The study findings were presented Friday at the American Heart Association's Council for High Blood Pressure Research annual meeting, in Atlanta and were based on 891 black men in Dallas County, most of them being treated by primary-care physicians. 22 community doctors were also interviewed and only 36 % of them said they would start treatment for a 45-year-old black man with an office blood pressure of 145/92 and an out-of-office pressure of 154/95, both well above the recommended 120/80 level. None of the 22 doctors were familiar with the national guidelines calling for treatment of blood pressure at such levels.

Ravenell said the results though surprising were in tune with other earlier results which said that the guidelines aren't adhered to by physicians nearly as well as the guideline creators would like them to be. As all the men in the study were black Ravenell is not sure if the results would have been any different if they were white, though evidence does suggest that often blacks suffer more from poor guideline adherence by physicians.

As black men were at a high risk of death from hypertension, Ravenell felt physicians ought to be particularly careful handling them and should ensure that they are appropriately applying the guidelines to all patients.

Dr. Daniel Jones, vice chancellor for health affairs at the University of Mississippi, and a past president of the American Heart Association said that people who are seen by doctors need to be aware of the guidelines. They should know their blood pressure readings and initiate a discussion with the doctor if the reading point to high blood pressure. Jones said patients can influence doctors' choices by initiating discussions. He further added that national health surveys have shown that Americans are clued in about the dangers of high blood pressure and it being a major risk factor for heart attacks as well as strokes and that drug therapy can control the problem.

Another study conducted on high blood pressure was presented at the American Heart Association's 62nd Annual Fall Conference of the Council for High Blood Pressure Research in Atlanta. Dr. Eduardo Pimenta from the Dante Pazzanese Institute of Cardiology, Sao Paulo, Brazil, told Reuters Health that regulating your salt intake could help control high blood pressure that was not getting controlled despite medication.

"A high-salt diet contributes importantly to treatment-resistant hypertension (high blood pressure)," said Dr. Pimenta. The study measured the impact of a low salt diet on 13 adults with treatment-resistant hypertension who wore a 24 hour blood pressure reader continuously for 24 hours. Low- and high-salt diets were tested for seven days separated by a two-week "washout" period, after which the subjects switched groups.

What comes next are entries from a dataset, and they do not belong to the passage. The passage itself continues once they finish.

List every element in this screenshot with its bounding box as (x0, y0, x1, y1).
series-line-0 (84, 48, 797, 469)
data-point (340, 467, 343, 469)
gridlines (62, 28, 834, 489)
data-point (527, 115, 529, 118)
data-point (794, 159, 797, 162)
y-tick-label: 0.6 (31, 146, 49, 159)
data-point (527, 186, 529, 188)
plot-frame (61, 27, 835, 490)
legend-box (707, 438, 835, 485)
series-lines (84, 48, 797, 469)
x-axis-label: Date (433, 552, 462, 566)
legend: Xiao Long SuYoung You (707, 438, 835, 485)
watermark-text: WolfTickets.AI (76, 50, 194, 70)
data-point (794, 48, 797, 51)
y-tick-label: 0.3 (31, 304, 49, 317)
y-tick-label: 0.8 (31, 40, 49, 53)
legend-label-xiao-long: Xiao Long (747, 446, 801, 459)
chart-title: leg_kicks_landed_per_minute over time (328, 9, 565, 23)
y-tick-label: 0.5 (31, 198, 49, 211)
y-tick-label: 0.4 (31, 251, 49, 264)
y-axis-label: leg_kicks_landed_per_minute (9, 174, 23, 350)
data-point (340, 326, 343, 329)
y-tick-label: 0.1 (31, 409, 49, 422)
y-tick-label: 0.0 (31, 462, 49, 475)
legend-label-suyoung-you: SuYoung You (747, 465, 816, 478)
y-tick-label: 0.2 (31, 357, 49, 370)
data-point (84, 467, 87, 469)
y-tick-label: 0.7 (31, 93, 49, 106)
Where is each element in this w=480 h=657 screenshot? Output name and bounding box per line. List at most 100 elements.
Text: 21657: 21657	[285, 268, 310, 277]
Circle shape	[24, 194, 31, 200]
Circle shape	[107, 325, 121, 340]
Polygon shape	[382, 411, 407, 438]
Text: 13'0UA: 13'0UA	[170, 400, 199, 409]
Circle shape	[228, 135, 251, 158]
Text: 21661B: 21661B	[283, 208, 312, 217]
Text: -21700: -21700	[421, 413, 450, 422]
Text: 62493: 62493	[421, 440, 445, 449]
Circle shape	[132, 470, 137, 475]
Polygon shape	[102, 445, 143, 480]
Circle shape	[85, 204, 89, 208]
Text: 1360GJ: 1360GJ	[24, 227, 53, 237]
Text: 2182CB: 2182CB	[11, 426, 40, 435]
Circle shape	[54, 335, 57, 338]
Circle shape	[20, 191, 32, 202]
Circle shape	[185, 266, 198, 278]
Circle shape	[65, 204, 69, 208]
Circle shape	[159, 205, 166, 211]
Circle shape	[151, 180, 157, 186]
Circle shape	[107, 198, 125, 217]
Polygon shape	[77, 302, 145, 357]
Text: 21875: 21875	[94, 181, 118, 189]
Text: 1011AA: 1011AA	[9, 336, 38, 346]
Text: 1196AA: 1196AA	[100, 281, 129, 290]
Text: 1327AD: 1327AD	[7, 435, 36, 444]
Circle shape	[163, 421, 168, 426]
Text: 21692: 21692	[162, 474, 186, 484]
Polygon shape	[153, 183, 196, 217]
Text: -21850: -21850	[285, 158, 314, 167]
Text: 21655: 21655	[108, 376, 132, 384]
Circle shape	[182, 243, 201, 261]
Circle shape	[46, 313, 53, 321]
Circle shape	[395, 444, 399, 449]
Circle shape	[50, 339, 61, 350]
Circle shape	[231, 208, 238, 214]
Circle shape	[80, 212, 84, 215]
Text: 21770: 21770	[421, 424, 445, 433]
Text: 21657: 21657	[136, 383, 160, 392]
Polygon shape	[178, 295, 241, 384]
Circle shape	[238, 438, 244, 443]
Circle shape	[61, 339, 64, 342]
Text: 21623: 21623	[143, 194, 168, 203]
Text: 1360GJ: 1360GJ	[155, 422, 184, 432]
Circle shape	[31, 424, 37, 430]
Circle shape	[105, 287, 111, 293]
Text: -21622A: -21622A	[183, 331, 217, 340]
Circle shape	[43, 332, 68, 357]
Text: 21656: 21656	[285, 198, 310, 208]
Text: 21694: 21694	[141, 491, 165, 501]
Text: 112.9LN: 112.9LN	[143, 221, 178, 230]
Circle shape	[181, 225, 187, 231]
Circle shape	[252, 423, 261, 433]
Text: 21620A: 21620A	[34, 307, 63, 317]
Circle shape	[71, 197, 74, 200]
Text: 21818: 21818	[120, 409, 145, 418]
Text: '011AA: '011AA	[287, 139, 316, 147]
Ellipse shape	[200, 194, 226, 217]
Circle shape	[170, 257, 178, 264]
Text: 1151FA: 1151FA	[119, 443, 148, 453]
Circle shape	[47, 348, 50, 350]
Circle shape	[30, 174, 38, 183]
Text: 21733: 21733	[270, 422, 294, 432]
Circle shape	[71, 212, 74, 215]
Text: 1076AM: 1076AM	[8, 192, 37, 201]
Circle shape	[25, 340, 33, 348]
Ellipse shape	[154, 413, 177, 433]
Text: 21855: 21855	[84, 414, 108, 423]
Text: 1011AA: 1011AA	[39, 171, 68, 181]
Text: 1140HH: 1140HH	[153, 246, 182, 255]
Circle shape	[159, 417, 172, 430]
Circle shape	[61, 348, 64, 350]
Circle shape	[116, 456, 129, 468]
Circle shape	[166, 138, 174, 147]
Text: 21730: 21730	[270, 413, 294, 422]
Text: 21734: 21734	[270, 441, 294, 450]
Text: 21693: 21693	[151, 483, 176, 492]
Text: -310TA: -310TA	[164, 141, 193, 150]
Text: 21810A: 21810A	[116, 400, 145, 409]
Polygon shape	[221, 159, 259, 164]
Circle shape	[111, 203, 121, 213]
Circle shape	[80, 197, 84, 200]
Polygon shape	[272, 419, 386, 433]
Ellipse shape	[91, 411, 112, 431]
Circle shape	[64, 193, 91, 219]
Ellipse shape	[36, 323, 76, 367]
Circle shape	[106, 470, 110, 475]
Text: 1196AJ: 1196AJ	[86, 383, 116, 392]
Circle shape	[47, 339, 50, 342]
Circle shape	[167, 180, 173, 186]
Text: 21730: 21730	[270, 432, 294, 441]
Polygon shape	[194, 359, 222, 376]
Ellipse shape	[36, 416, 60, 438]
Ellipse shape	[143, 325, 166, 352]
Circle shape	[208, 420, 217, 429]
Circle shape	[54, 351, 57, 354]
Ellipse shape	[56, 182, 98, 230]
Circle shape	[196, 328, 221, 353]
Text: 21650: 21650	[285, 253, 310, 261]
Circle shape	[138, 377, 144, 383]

Pimenta and colleagues found that the amount of sodium excreted in the urine over a 24 hour time span reduced drastically when they were on a low salt diet as compared to readings from the high salt diet. They also found that the systolic blood pressure -- the top number in blood pressure readings that represent pressure while the heart contracts reduced by 22.6 mmHg and the diastolic blood pressure - the bottom number that gives the pressure when the heart relaxes between beats - was lower by 9.2 mmHg while on a low salt diet.

"We were expecting blood pressure reduction with low-salt diet but the reduction was larger than we expected," Pimenta said. He added that a high salt diet can impair blood vessel function and cause water retention "despite diuretic therapy," while healthy reductions in fluid volumes were seen during the low salt diet.

All in all the team concluded that a high salt diet causes a lot of harm to people with stubborn hypertension and the simple solution of lowering their salt intake could reduce many health problems related to high blood pressure.